FERC Annual Charges Litigation

For many years, the firm has represented a large coalition of FERC licensees from across the U.S. (currently consisting of nearly 30 FERC-licensed projects located throughout the U.S.) regarding FERC’s assessment of “other federal agency” administrative annual charges. The coalition’s efforts, which consist of annual technical conferences at FERC, as well as targeted administrative litigation at FERC and appellate litigation before the D.C. Circuit, has resulted in over $100 million in refunds and/or cost savings to the hydropower industry.

The firm also successfully represented another large coalition of FERC hydroelectric licensees (consisting of nearly 30 FERC-licensed projects across six states) before FERC and the U.S. Court of Appeals for the D.C. Circuit related to FERC’s annual charges program. As part of this litigation, the firm sought, and obtained, an emergency ruling from the U.S. Court of Appeals for the D.C. Circuit that stayed the effectiveness of a 2009 FERC rulemaking that would have significantly increased annual charges for licensees’ use and occupancy of federal lands. Later in the proceeding, the court ruled in the licensees’ favor by vacating FERC’s 2009 rule, which resulted in over $20 million in refunds and/or cost savings to these hydroelectric licensees.

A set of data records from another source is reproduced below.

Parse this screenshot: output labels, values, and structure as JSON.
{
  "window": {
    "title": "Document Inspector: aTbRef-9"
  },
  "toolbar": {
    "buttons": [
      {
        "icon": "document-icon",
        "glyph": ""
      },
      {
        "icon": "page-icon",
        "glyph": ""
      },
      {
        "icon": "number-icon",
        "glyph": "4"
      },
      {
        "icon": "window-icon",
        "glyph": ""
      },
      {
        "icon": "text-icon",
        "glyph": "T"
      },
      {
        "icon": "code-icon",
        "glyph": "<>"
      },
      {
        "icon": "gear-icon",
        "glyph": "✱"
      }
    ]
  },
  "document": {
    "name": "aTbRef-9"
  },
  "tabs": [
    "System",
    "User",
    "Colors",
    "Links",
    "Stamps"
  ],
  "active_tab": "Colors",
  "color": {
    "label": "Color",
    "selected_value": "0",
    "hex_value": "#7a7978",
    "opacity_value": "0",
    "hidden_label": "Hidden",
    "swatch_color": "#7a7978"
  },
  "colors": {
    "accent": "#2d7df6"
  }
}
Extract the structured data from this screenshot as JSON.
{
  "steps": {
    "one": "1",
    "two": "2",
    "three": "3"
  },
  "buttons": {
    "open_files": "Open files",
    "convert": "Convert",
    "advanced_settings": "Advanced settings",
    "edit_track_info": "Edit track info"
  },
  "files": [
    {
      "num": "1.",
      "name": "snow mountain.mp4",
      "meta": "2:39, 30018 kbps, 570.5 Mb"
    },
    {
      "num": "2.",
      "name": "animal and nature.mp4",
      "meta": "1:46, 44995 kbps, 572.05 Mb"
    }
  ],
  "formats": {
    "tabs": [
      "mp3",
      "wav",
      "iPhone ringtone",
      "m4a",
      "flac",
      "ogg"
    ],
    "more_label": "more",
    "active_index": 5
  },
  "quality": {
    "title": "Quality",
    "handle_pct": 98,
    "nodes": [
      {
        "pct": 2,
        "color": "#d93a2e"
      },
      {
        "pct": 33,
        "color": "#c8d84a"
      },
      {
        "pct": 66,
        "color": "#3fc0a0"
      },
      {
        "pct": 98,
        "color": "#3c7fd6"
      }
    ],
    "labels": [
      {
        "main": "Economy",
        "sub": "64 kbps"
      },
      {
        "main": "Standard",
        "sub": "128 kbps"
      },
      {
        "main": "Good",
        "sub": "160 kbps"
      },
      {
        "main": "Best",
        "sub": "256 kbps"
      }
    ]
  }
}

Finally, the firm recently represented a coalition of FERC licensees (consisting of nine FERC-licensed projects across four states) in a petition for declaratory order before FERC related to FERC’s long-standing practice of assessing federal land-use fees for non-federal lands subject to a federal power site reservation. In response to the coalition’s petition, FERC reversed over 30 years of its own precedent, determining that it was inequitable to assess annual fees for these lands that are no longer under federal ownership.